The centrepiece of Victoria Week is the Ballater Highland games which always take place on the Thursday. We all went, and had a good time. It must have been a bit less crowded than sometimes because even arriving at midday we got decent seats with a great view of all the field events, the dancing, the Tug-O-War, some of the piping competitions and the Tilt The Bucket. The latter involves paired contestants, one pushing a wheelbarrow in which the other wields a long pole. The idea is to get the pole through a small hole in a board, the penalty for missing which is a soaking from a bucket attached thereto. The Tug-O-War was genuinely close for once (Elgin beat Cornhill by one point after almost thirty pulls from five teams); the open heavy hammer competition (all these things have local and open sections) was abridged because the handle came off the hammer; and the whole spectacle was splendid. The Highland dancng competitions are always fun to watch, trying to predict which ones will get prizes, looking for familiar faces from previous years, and comparing costumes. For the uninitiated, Highland dancing in these contests consists of Highland Fling, Sword Dance and Seann Triubhas (also Reel of Tulloch for the adults), danced in the kilt; Sailors' Hornpipe, danced in sailor costume; and Irish Jig, danced in a green/red/white dress with bare legs and frilly knickers (the latter dance involves much shaking of the fists and flashing of the frillies). Oh, and boys dance them too, though they wear tartan trousers for Seann Triubhas and sport a shillelagh rather than Ann Summers gear for the Irish Jig. Actually, once you're out of the very young age groups, the boys are usually among the best contestants, probably because unless you're really good and really dedicated you'll have got fed up with having the crap beaten out of you by your classmates.

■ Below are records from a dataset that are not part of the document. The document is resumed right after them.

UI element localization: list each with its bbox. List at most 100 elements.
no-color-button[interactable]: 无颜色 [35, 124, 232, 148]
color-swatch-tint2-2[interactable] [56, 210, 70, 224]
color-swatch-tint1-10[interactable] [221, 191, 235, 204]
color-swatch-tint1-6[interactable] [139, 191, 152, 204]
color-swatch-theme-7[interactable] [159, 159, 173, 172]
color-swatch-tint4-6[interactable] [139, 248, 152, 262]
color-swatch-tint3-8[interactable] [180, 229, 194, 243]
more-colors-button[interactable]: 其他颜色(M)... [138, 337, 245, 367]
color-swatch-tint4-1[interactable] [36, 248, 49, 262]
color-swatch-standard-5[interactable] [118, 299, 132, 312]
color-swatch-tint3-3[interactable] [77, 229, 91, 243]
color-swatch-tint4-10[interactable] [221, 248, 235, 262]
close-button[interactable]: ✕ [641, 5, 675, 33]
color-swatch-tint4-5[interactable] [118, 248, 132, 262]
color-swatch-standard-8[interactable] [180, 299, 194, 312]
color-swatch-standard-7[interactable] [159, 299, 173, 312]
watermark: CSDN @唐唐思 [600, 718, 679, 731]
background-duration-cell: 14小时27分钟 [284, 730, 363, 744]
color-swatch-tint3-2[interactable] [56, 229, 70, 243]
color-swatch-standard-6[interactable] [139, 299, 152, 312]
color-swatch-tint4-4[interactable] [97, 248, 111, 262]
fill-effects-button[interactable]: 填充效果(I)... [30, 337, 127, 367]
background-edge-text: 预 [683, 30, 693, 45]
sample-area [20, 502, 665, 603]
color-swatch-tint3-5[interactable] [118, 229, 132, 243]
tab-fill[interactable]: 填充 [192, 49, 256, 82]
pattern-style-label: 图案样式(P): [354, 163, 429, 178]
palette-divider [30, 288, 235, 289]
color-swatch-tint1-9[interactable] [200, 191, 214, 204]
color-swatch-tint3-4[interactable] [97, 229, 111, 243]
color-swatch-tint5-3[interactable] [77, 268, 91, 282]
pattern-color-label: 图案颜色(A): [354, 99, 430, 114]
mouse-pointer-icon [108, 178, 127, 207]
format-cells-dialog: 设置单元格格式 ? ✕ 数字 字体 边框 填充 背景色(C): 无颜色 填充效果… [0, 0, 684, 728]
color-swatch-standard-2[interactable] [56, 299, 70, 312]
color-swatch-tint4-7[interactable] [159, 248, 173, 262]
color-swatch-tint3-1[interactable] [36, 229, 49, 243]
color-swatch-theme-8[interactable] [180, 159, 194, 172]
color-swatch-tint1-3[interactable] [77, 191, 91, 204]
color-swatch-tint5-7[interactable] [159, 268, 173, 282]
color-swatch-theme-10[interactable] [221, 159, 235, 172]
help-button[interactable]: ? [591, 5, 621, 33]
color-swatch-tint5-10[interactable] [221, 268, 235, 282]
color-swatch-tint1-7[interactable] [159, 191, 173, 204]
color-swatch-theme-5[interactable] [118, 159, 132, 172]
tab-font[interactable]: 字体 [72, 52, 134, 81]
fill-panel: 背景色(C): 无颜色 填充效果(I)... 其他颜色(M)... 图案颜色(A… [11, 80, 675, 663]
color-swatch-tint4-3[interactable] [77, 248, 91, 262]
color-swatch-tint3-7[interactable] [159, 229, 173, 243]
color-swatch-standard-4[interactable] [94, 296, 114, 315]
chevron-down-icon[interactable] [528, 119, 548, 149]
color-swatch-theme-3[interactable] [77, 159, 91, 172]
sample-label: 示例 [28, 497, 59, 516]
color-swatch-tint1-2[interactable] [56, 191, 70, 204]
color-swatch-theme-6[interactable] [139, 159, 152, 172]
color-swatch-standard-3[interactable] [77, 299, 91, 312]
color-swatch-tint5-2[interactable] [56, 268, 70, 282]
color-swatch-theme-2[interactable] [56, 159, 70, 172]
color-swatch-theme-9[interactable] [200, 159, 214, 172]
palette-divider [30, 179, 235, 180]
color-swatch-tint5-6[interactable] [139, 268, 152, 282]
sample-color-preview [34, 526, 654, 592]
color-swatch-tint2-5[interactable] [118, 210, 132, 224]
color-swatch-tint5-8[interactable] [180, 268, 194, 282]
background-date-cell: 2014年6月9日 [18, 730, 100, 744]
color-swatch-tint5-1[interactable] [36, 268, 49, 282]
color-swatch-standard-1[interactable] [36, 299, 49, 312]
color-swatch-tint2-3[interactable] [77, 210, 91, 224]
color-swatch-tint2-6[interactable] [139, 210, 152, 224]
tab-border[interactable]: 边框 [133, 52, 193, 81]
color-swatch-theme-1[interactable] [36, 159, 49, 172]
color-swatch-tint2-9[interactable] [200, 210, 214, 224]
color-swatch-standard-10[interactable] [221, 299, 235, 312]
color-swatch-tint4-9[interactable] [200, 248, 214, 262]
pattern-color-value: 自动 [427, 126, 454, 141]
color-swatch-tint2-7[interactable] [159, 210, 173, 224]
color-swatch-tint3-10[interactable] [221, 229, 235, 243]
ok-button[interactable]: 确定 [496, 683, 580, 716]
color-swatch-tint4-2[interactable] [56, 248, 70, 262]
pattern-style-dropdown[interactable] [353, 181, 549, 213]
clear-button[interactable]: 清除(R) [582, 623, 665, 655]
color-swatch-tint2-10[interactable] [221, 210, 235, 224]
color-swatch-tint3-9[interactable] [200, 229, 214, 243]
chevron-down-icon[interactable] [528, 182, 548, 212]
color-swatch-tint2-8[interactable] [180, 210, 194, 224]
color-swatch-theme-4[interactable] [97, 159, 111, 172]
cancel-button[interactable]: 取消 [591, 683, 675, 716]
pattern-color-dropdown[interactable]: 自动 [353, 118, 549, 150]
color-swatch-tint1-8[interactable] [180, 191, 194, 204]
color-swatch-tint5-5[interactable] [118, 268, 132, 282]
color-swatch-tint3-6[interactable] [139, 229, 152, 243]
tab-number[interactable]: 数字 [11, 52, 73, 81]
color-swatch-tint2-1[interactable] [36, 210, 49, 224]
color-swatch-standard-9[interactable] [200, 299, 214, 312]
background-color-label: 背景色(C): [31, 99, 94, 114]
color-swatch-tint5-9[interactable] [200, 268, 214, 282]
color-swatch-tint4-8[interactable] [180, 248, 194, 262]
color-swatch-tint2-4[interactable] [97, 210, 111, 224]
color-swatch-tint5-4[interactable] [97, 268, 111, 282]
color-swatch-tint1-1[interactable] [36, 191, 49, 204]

As there's no special changing area, one sees much morphing of costumes taking places in the stands around the arena, to say nothing of people warming up in odd combinations (sports bra and kilt braces, anyone?) One of the competitors in the women's half mile race was wearing running strip and tartan dancing socks, thus demonstrating a degree of multi-tasking exceeded only by the young lady near our seat who went from pipe band outfit to dancing kilt and back again with great aplomb. And no, no salacious pictures: all done with great decorum. Though I have to say that as we were leaving one of the adults was beginning to change out of her Irish Jig gear into her day clothes, and begin the process by dropping the frilly knickers round her ankles while she dealt with some fastening or other. The resulting pose reminded me very much of the deathless work of Art Frahm (but without the celery, obv.).